Every Tuesday Castle Glower takes on a life of its own-magically inventing, moving, and even completely getting rid of some of its rooms. Good thing Princess Celie takes the time to map out these never-ending changes. Because when the castle is ambushed and Celie’s parents and oldest brother go missing, it’s up to Celie to protect their home and save their kingdom.
It sounds like a really good starting point for a cracking adventure, doesn’t it?
In some ways it is. After reading the book I am still in love with the idea of the castle, and the way it changes, taking care of people it likes and signally quite clearly when it doesn’t approve of someone.
Also, most of their rooms were significantly smaller than they had been before and only seemed to have windows when it was raining.
Celie is a charming 11-year old whom I’d have wanted as a best friend when I was her age, and her relationship with her older siblings is realistically described.
It is a delightful book all in all, but there was something that kept me from embracing it wholeheartedly. It is difficult, when writing for children, to find the right level of danger. You want to make the story thrilling and keep your readers on the edge of the seat, but not to traumatise them. Jessica Day George manages this, but not in a wholly successful way. Some of the dangers Celie and her siblings face are very serious, they suspect that their parents have been killed as part of a plot to conquer the castle.

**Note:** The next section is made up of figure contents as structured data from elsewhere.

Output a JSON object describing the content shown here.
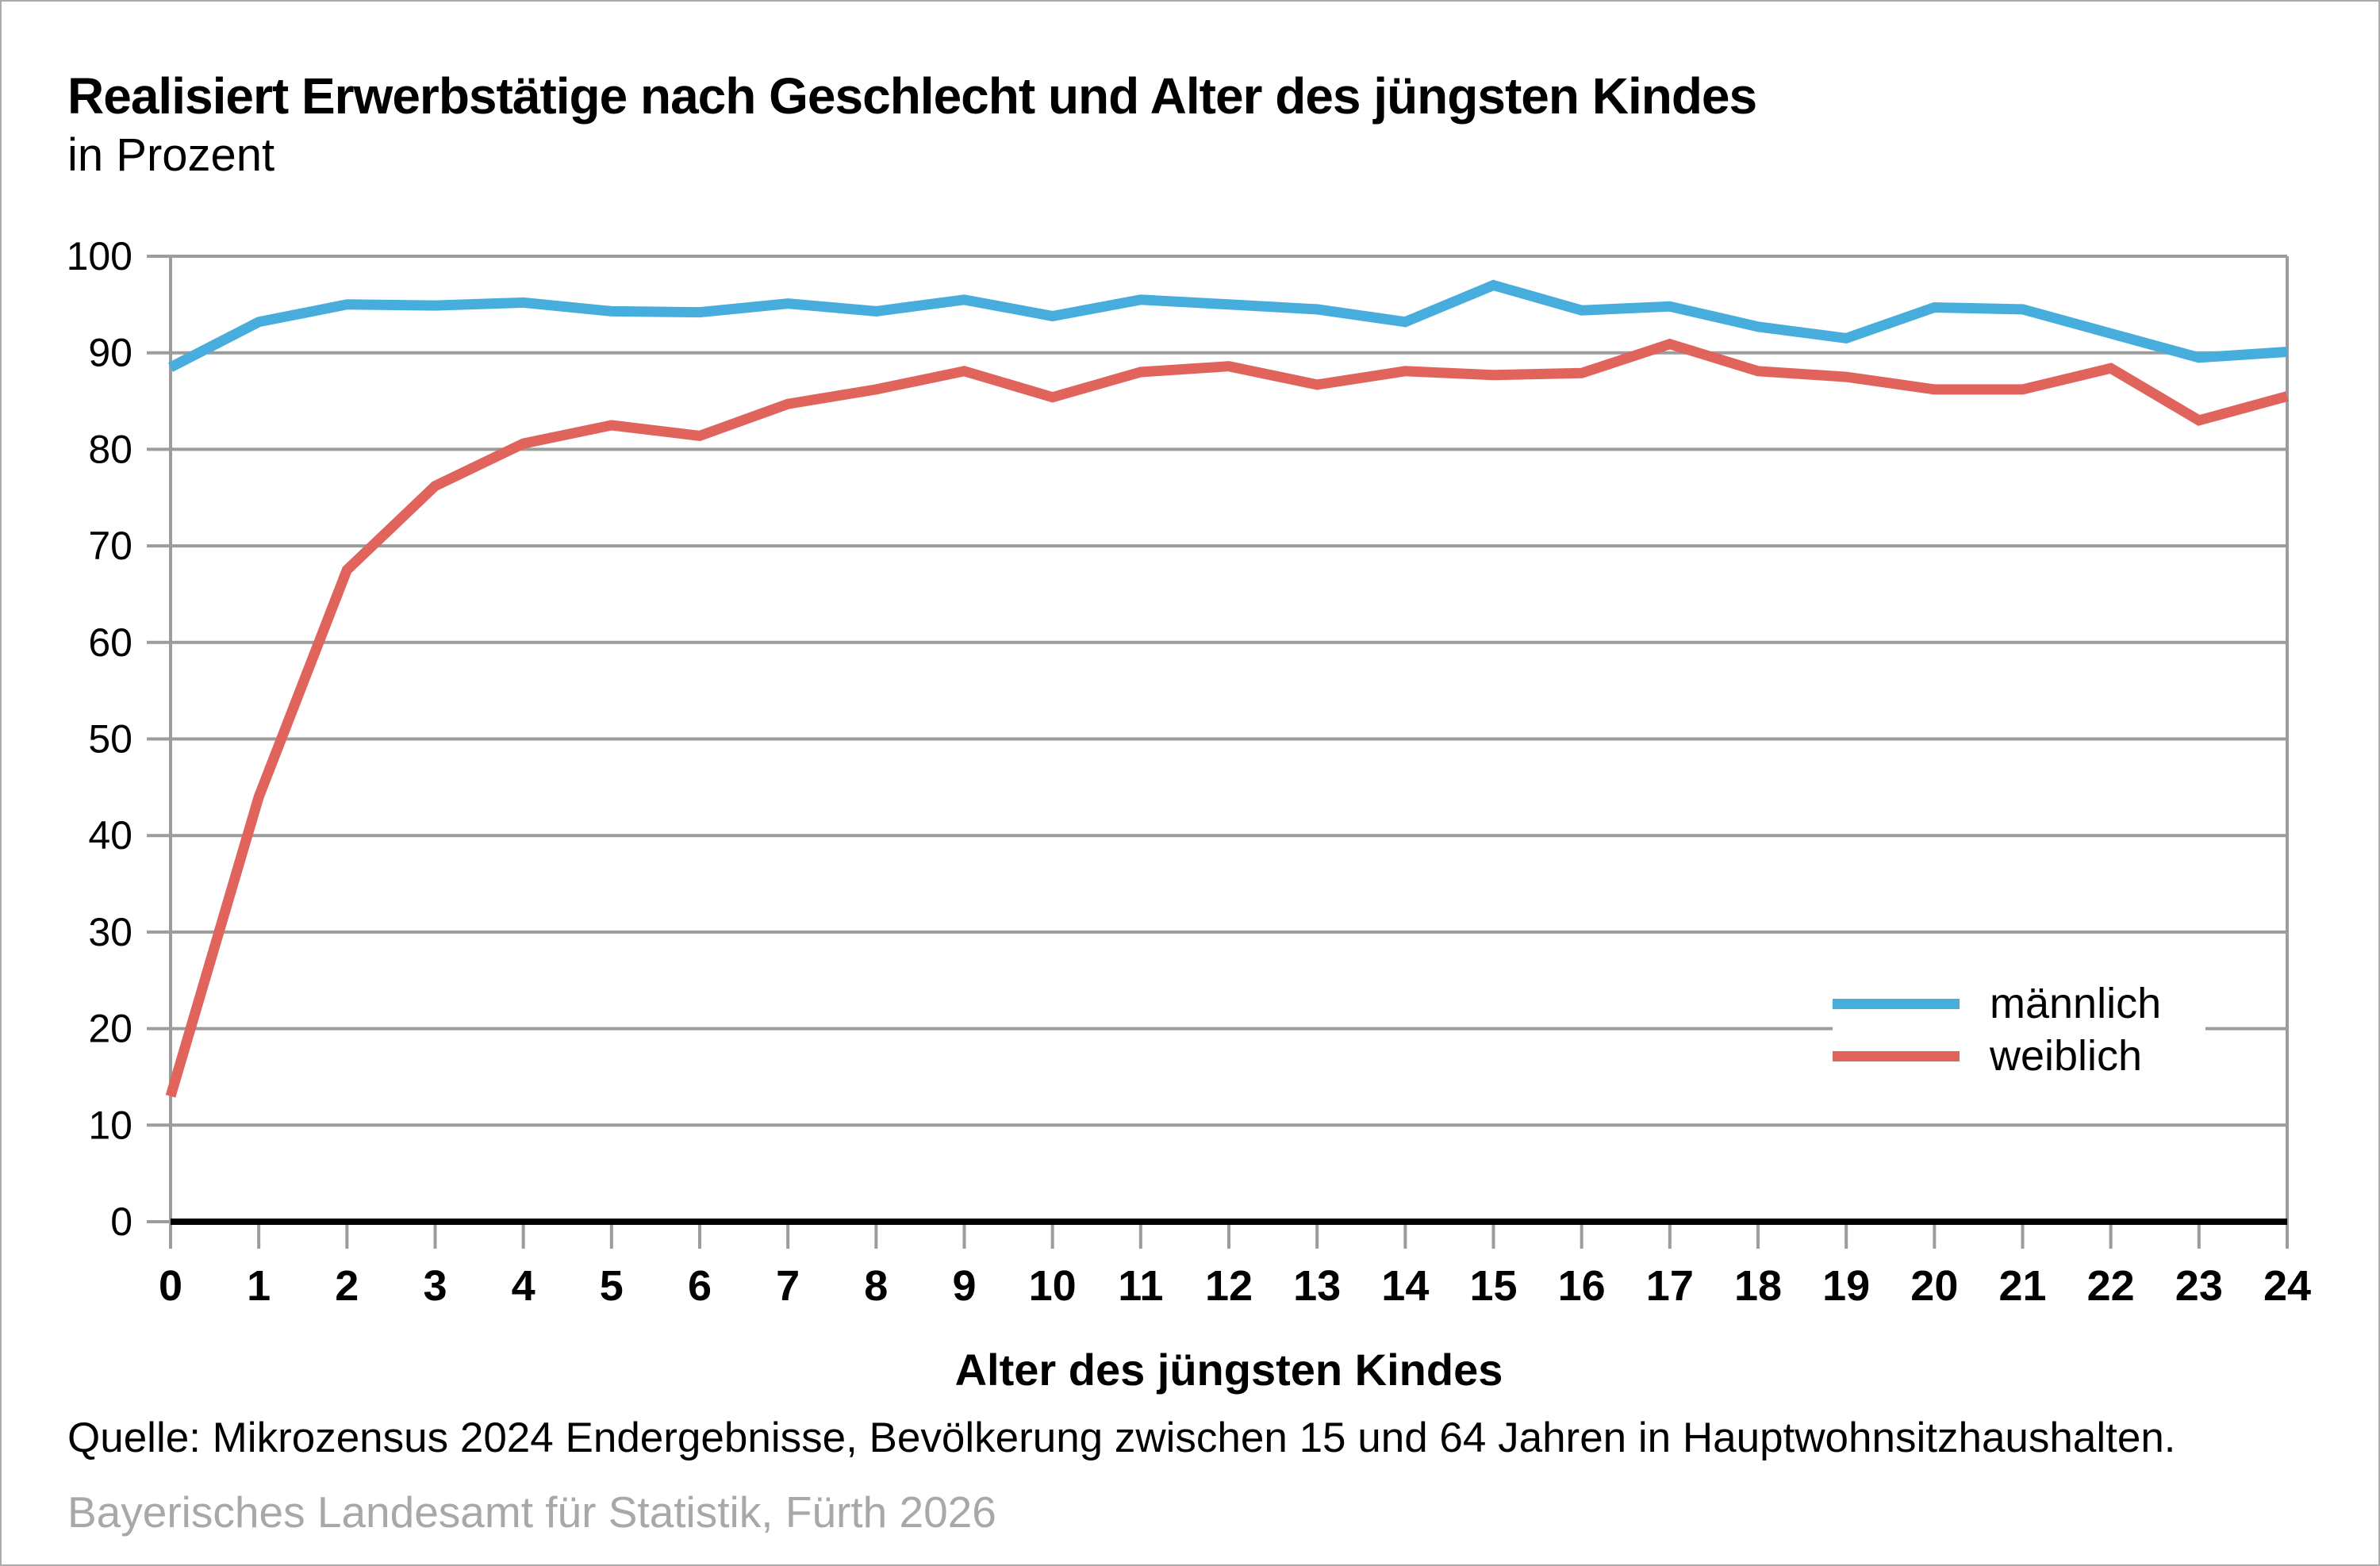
{
  "chart_data": {
    "type": "line",
    "title": "Realisiert Erwerbstätige nach Geschlecht und Alter des jüngsten Kindes",
    "subtitle": "in Prozent",
    "xlabel": "Alter des jüngsten Kindes",
    "ylabel": "",
    "ylim": [
      0,
      100
    ],
    "y_ticks": [
      0,
      10,
      20,
      30,
      40,
      50,
      60,
      70,
      80,
      90,
      100
    ],
    "grid": true,
    "legend_position": "inside-right",
    "x": [
      0,
      1,
      2,
      3,
      4,
      5,
      6,
      7,
      8,
      9,
      10,
      11,
      12,
      13,
      14,
      15,
      16,
      17,
      18,
      19,
      20,
      21,
      22,
      23,
      24
    ],
    "series": [
      {
        "name": "männlich",
        "color": "#47addc",
        "values": [
          88.5,
          93.2,
          95.0,
          94.9,
          95.2,
          94.3,
          94.2,
          95.1,
          94.3,
          95.5,
          93.8,
          95.5,
          95.0,
          94.5,
          93.2,
          97.0,
          94.4,
          94.8,
          92.7,
          91.5,
          94.7,
          94.5,
          92.0,
          89.5,
          90.1
        ]
      },
      {
        "name": "weiblich",
        "color": "#e0635c",
        "values": [
          13.0,
          44.0,
          67.5,
          76.2,
          80.6,
          82.5,
          81.4,
          84.7,
          86.2,
          88.1,
          85.4,
          88.0,
          88.6,
          86.7,
          88.1,
          87.7,
          87.9,
          90.9,
          88.1,
          87.5,
          86.2,
          86.2,
          88.4,
          83.0,
          85.5
        ]
      }
    ]
  },
  "footer": {
    "source": "Quelle: Mikrozensus 2024 Endergebnisse, Bevölkerung zwischen 15 und 64 Jahren in Hauptwohnsitzhaushalten.",
    "agency": "Bayerisches Landesamt für Statistik, Fürth 2026"
  },
  "colors": {
    "grid": "#9c9c9c",
    "axis": "#000000"
  }
}
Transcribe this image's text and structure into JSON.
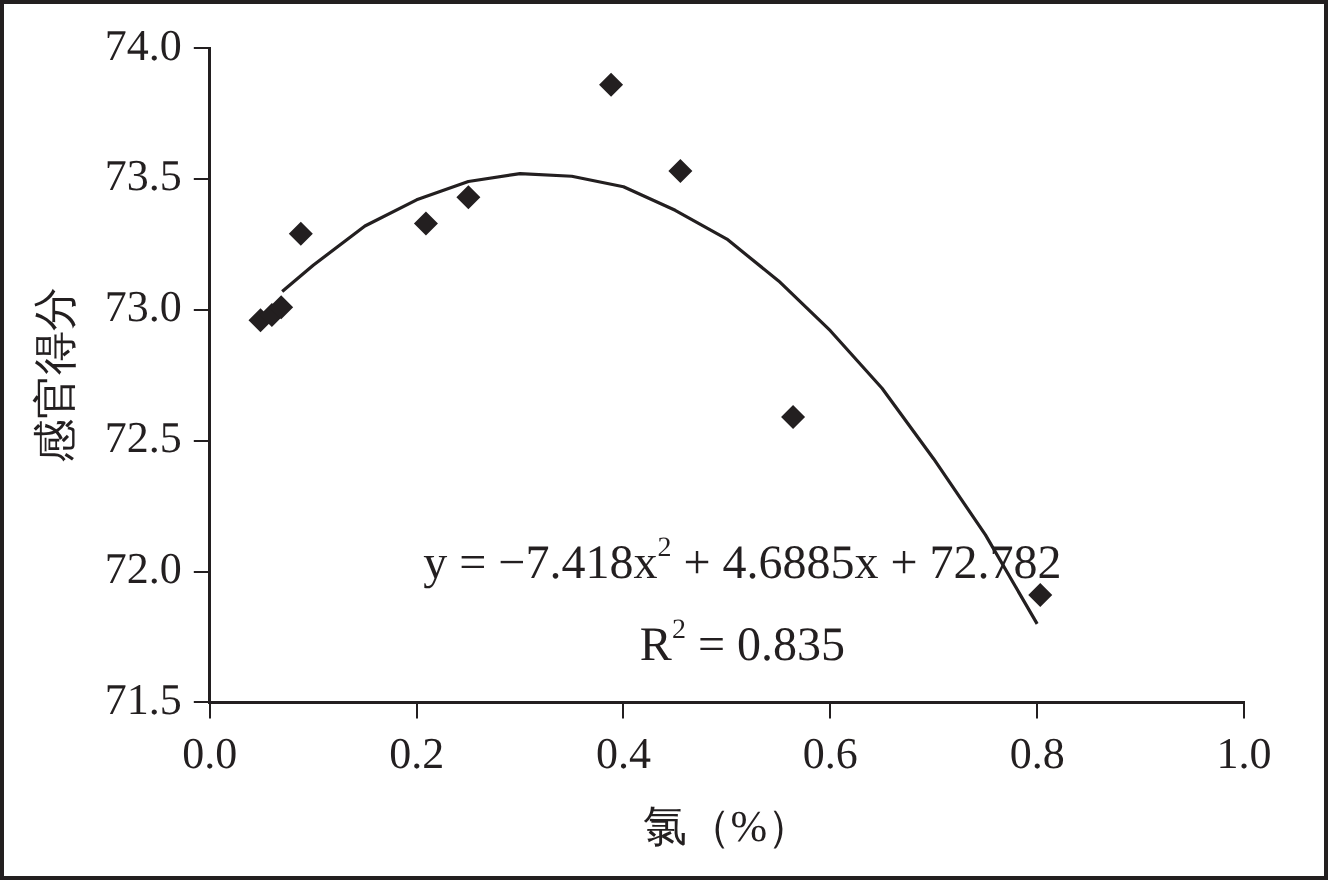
{
  "chart_data": {
    "type": "scatter",
    "xlabel": "氯（%）",
    "ylabel": "感官得分",
    "xlim": [
      0,
      1
    ],
    "xticks": [
      {
        "value": 0,
        "label": "0.0"
      },
      0.2,
      0.4,
      0.6,
      0.8,
      {
        "value": 1,
        "label": "1.0"
      }
    ],
    "ylim": [
      71.5,
      74
    ],
    "yticks": [
      71.5,
      {
        "value": 72,
        "label": "72.0"
      },
      72.5,
      {
        "value": 73,
        "label": "73.0"
      },
      73.5,
      {
        "value": 74,
        "label": "74.0"
      }
    ],
    "grid": false,
    "legend": false,
    "marker": "diamond",
    "series": [
      {
        "type": "scatter",
        "color": "#231f20",
        "x": [
          0.049,
          0.06,
          0.069,
          0.088,
          0.209,
          0.25,
          0.388,
          0.455,
          0.564,
          0.803
        ],
        "values": [
          72.96,
          72.98,
          73.01,
          73.29,
          73.33,
          73.43,
          73.86,
          73.53,
          72.59,
          71.91
        ]
      },
      {
        "type": "line",
        "color": "#231f20",
        "marker": "none",
        "line_style": "solid",
        "x": [
          0.07,
          0.1,
          0.15,
          0.2,
          0.25,
          0.3,
          0.35,
          0.4,
          0.45,
          0.5,
          0.55,
          0.6,
          0.65,
          0.7,
          0.75,
          0.8
        ],
        "values": [
          73.07,
          73.17,
          73.32,
          73.42,
          73.49,
          73.52,
          73.51,
          73.47,
          73.38,
          73.27,
          73.11,
          72.92,
          72.7,
          72.43,
          72.14,
          71.8
        ]
      }
    ],
    "annotations": [
      "y = −7.418x$^{2}$ + 4.6885x + 72.782",
      "R$^{2}$ = 0.835"
    ]
  }
}
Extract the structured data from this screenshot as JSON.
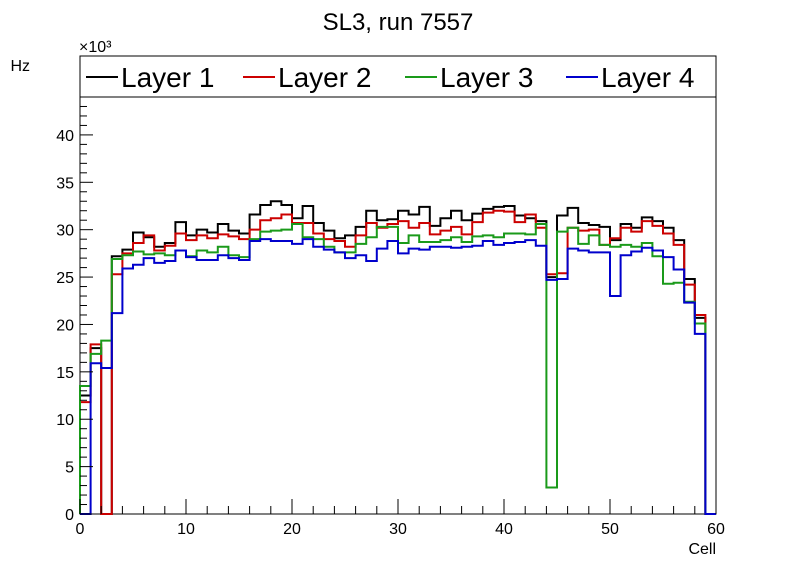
{
  "chart_data": {
    "type": "step-histogram",
    "title": "SL3, run 7557",
    "xlabel": "Cell",
    "ylabel": "Hz",
    "y_multiplier": "×10³",
    "xlim": [
      0,
      60
    ],
    "ylim": [
      0,
      44
    ],
    "y_units_note": "values in thousands of Hz",
    "x_ticks": [
      0,
      10,
      20,
      30,
      40,
      50,
      60
    ],
    "y_ticks": [
      0,
      5,
      10,
      15,
      20,
      25,
      30,
      35,
      40
    ],
    "legend_placement": "top",
    "series": [
      {
        "name": "Layer 1",
        "color": "#000000",
        "values": [
          12.5,
          17.5,
          0,
          27.2,
          27.9,
          29.7,
          29.2,
          28.2,
          28.6,
          30.8,
          29.4,
          30.0,
          29.7,
          30.6,
          29.9,
          29.6,
          31.6,
          32.6,
          33.0,
          32.6,
          31.2,
          32.5,
          30.7,
          29.9,
          29.1,
          29.4,
          30.3,
          32.0,
          31.0,
          31.1,
          32.0,
          31.6,
          32.4,
          30.4,
          31.2,
          32.0,
          31.0,
          31.7,
          32.2,
          32.4,
          32.5,
          31.5,
          31.2,
          30.9,
          25.0,
          31.5,
          32.3,
          30.7,
          30.5,
          30.3,
          28.9,
          30.6,
          30.2,
          31.3,
          30.9,
          30.2,
          28.9,
          24.8,
          20.7,
          0
        ]
      },
      {
        "name": "Layer 2",
        "color": "#cc0000",
        "values": [
          11.8,
          17.9,
          0,
          25.3,
          27.5,
          28.6,
          29.4,
          27.8,
          28.3,
          29.6,
          28.9,
          29.4,
          29.1,
          29.5,
          29.3,
          29.0,
          30.0,
          31.0,
          31.2,
          31.6,
          30.7,
          30.7,
          29.6,
          29.0,
          28.8,
          28.2,
          29.4,
          30.7,
          30.2,
          30.6,
          30.9,
          30.2,
          30.7,
          29.5,
          29.9,
          30.3,
          29.5,
          30.8,
          31.8,
          32.0,
          31.9,
          30.8,
          31.6,
          30.2,
          25.3,
          25.4,
          30.2,
          29.9,
          30.0,
          28.4,
          29.1,
          30.2,
          29.8,
          30.9,
          30.4,
          29.6,
          28.4,
          24.2,
          21.0,
          0
        ]
      },
      {
        "name": "Layer 3",
        "color": "#1a9a1a",
        "values": [
          13.5,
          16.9,
          18.3,
          26.9,
          27.3,
          27.7,
          27.4,
          27.5,
          27.3,
          27.8,
          27.2,
          27.8,
          27.6,
          28.2,
          27.3,
          27.1,
          29.0,
          29.8,
          29.9,
          30.0,
          30.6,
          29.2,
          29.0,
          28.2,
          27.6,
          27.6,
          28.5,
          29.2,
          30.3,
          30.3,
          28.6,
          29.4,
          28.7,
          28.7,
          28.9,
          29.2,
          28.7,
          29.3,
          29.4,
          29.2,
          29.6,
          29.6,
          29.5,
          30.6,
          2.8,
          29.8,
          30.2,
          28.5,
          29.4,
          28.4,
          28.2,
          28.4,
          28.2,
          28.6,
          27.2,
          24.3,
          24.4,
          22.4,
          20.1,
          0
        ]
      },
      {
        "name": "Layer 4",
        "color": "#0000cc",
        "values": [
          0,
          15.9,
          15.4,
          21.2,
          25.9,
          26.3,
          27.0,
          26.5,
          26.7,
          27.8,
          27.1,
          26.8,
          26.8,
          27.3,
          27.0,
          26.8,
          28.8,
          29.0,
          28.8,
          28.8,
          28.5,
          29.0,
          28.2,
          27.9,
          27.6,
          27.0,
          27.3,
          26.7,
          28.0,
          28.8,
          27.5,
          28.0,
          27.9,
          28.2,
          28.2,
          28.1,
          28.2,
          28.3,
          28.8,
          28.4,
          28.6,
          28.7,
          28.9,
          28.3,
          24.7,
          24.8,
          28.0,
          27.8,
          27.6,
          27.6,
          23.0,
          27.3,
          27.7,
          28.1,
          27.8,
          27.1,
          25.8,
          22.3,
          19.0,
          0
        ]
      }
    ]
  }
}
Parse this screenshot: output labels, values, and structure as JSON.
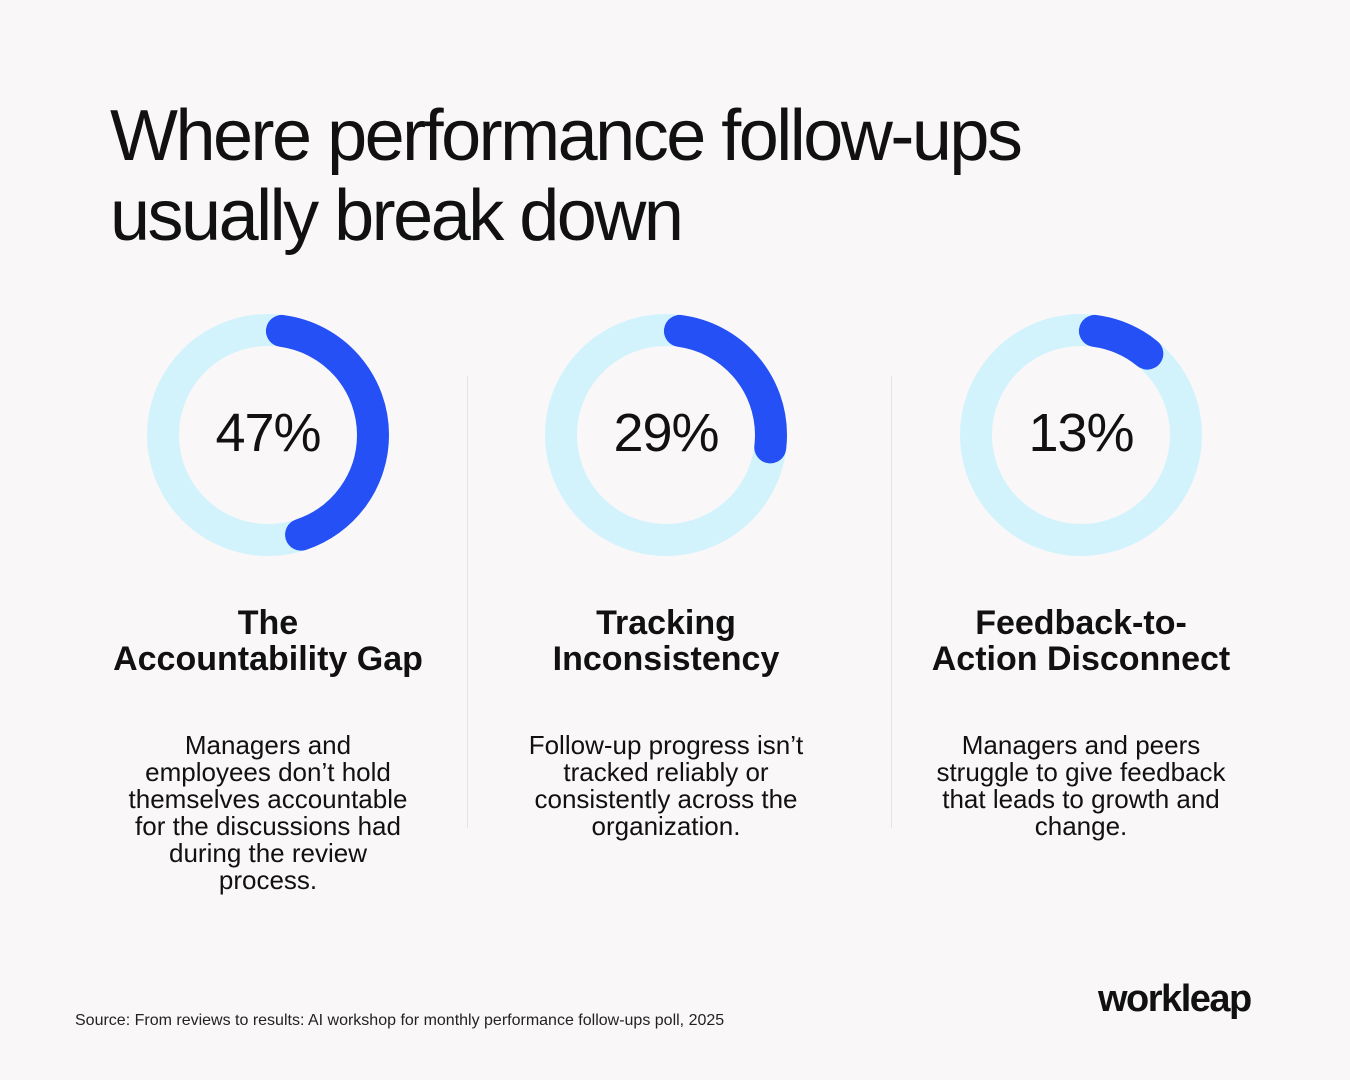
{
  "title_lines": [
    "Where performance follow-ups",
    "usually break down"
  ],
  "chart_data": {
    "type": "donut",
    "title": "Where performance follow-ups usually break down",
    "colors": {
      "track": "#d3f3fc",
      "value": "#2450f5"
    },
    "items": [
      {
        "value": 47,
        "label": "47%",
        "heading_lines": [
          "The",
          "Accountability Gap"
        ],
        "description": "Managers and employees don’t hold themselves accountable for the discussions had during the review process."
      },
      {
        "value": 29,
        "label": "29%",
        "heading_lines": [
          "Tracking",
          "Inconsistency"
        ],
        "description": "Follow-up progress isn’t tracked reliably or consistently across the organization."
      },
      {
        "value": 13,
        "label": "13%",
        "heading_lines": [
          "Feedback-to-",
          "Action Disconnect"
        ],
        "description": "Managers and peers struggle to give feedback that leads to growth and change."
      }
    ]
  },
  "source": "Source: From reviews to results: AI workshop for monthly performance follow-ups poll, 2025",
  "logo_text": "workleap"
}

And there is, obviously, a very real limit to what sort of a fight children can put up against grown-up plots. But the story lurches from nail-bitingly scary stuff to slapstick pranks (some of the pranks, by the way, are very good), from quite precocious reasoning to rather childish behaviour, and to me the shifts do not seem entirely natural. I’m all for comic relief (did I mention that some of the pranks are very good?), but somehow it’s not wholly successful here.
That said, I’m looking foreward to reading the next installment with pleasure.